On Tue, 2018-04-03 at 09:29 -0400, John Ferlan wrote:
Maybe we need to formulate some sort of "annual processing"
to declare
minimal version support and declare certain non-maintained drivers to be
dead. I believe it becomes harder and harder to support a policy of must
keep support for some sort of "older distro" as time goes on. Tools we
use or rely on don't seem to have this same policy. Considering the
recent python-2 to python-3 adjustments and what seems to be progressing
towards a debate about JSON or yajl parse/formatting support - it seems
upstream libvirt gets caught in the middle of a many "hard places".
I think there's a distinction to be made between what's part of
the "base system" and what's part of the virtualization stack.

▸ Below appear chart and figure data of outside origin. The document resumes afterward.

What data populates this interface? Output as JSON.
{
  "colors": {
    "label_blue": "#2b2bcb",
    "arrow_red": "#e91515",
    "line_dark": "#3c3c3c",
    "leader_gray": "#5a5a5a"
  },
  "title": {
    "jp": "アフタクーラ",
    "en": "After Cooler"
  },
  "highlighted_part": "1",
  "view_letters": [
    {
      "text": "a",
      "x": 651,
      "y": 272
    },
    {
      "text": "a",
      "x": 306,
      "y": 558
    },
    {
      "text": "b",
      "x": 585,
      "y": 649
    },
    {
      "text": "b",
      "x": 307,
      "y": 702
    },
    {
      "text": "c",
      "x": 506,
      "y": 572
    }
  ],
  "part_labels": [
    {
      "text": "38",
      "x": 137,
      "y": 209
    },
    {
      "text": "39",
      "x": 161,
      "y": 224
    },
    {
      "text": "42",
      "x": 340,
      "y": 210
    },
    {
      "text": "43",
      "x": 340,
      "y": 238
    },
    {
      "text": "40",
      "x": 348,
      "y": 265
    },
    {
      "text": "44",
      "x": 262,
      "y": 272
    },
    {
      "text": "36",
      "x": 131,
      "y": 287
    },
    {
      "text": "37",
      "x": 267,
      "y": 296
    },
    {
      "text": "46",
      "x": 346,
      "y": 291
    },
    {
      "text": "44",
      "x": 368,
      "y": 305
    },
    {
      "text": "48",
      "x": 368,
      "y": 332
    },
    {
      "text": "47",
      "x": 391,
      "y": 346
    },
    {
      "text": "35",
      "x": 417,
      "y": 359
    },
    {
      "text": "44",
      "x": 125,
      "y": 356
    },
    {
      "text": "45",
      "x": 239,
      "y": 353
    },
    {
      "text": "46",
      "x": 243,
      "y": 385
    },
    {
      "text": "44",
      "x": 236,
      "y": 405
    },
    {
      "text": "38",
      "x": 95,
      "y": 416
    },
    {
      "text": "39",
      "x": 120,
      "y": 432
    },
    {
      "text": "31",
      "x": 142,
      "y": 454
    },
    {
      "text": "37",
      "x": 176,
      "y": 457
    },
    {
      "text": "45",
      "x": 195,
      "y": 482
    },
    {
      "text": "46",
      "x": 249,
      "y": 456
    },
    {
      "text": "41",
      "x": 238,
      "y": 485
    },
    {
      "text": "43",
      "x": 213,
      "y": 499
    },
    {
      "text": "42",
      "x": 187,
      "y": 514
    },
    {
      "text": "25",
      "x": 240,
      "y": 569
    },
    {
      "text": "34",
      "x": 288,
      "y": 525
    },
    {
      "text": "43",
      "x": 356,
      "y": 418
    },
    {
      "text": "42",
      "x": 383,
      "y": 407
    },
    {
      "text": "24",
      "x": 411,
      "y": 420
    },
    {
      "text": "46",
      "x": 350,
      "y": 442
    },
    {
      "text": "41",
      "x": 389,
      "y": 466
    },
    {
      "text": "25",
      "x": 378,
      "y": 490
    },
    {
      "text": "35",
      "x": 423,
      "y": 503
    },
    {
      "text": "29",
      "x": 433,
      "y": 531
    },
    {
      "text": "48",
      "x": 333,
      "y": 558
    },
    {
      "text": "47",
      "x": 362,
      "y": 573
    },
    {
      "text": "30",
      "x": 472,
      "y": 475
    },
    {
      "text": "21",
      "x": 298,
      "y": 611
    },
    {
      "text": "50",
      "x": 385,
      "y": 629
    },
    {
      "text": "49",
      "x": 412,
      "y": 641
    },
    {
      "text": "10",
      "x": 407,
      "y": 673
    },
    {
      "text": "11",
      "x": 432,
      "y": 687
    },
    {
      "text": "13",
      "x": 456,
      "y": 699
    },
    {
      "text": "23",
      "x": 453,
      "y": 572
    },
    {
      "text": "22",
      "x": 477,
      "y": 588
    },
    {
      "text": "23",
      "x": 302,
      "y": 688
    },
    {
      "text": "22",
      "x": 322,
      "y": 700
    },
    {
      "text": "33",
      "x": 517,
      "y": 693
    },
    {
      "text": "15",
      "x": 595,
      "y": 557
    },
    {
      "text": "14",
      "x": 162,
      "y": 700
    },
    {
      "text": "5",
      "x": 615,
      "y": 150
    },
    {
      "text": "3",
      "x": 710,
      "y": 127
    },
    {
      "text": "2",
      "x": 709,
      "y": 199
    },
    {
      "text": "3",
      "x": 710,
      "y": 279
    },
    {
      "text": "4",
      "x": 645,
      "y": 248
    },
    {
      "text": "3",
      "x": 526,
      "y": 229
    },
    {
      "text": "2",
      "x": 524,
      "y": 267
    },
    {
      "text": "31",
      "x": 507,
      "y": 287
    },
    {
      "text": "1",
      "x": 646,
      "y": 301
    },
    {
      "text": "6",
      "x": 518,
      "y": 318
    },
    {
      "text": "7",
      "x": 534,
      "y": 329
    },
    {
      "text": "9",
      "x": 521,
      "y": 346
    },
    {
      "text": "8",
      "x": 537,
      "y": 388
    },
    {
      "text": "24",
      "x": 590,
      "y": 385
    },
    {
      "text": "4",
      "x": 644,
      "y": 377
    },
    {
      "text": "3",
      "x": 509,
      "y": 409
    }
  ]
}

The former is much harder to replace: if we want libvirt to build
at all on RHEL 6, we can't use glibc features that are not available
in RHEL 6's glibc, for example. Same goes for Python, yajl and many
more projects we build upon.
On the other hand, as long as both libvirt and QEMU can be built
and run on RHEL 6, it's perfectly reasonable for someone to take
the latest upstream version of *both* and run them on top of what's
still a supported OS.
Of course, it's still very possible to just stick with whatever
your vendor is offering: in RHEL 6's case, that would be QEMU 0.12
and libvirt 0.10.2, both of which are many years old at this point.
The only issue arises when you try to *combine* the two approaches,
and want to have the very latest libvirt drive RHEL 6's ancient QEMU
version. That's the kind of scenario that, when acknowledged, forces
us to keep around a lot of crufty code. What me and Peter (and Jano,
I guess, since he posted the series to begin with ;) are arguing is
that such a scenario is not very reasonable and we should stop
pretending it is, by keeping around support for RHEL 6 but requiring
a reasonably modern QEMU.
At least we have some sort of CI environment that tells us when
we've
violated some old version or a distro that some developer didn't
consider/use. Of course, by moving the cheese from upstream to the CI
environment - that essentially "moves" the problem of keeping older
version support on the CI environment rather than the upstream
development environment. All the dependency requirements are (at least
to me) mind boggling to try to keep track of. Not sure we document them
anywhere either.
What you're looking for is
https://libvirt.org/git/?p=libvirt-jenkins-ci.git;a=tree;f=guests/vars
where we keep track, for each of the projects built on the CentOS
CI, of the build dependencies and, for each of the OS we build on,
what package needs to be installed in order to satisfy said build
dependencies.
And yes, it was a *lot* of work to put it together. Keeping it up
to date is not that bad, though :)
While perhaps not thought of completely in that manner, perhaps the
*-maint branches should become "the" mechanism for support of older or
more stable supported code. Probably means we need to do a better job at
making sure *-maint branches always get created and of course document
perhaps what "version adjustments" or "dependency changes" occurred
for
any particular *-maint branch. Additionally, as part of the review
process consider whether or not a patch [series] should be back ported
into those type branches. That leaves upstream to be relatively fresh or
at least fresh to some period of time chosen.
I don't think we want to use maint branches for that.
We should just keep doing regular releases and, once vendors have
lost interest in keeping their downstream libvirt builds updated
besides critical issues, move on - as they already have.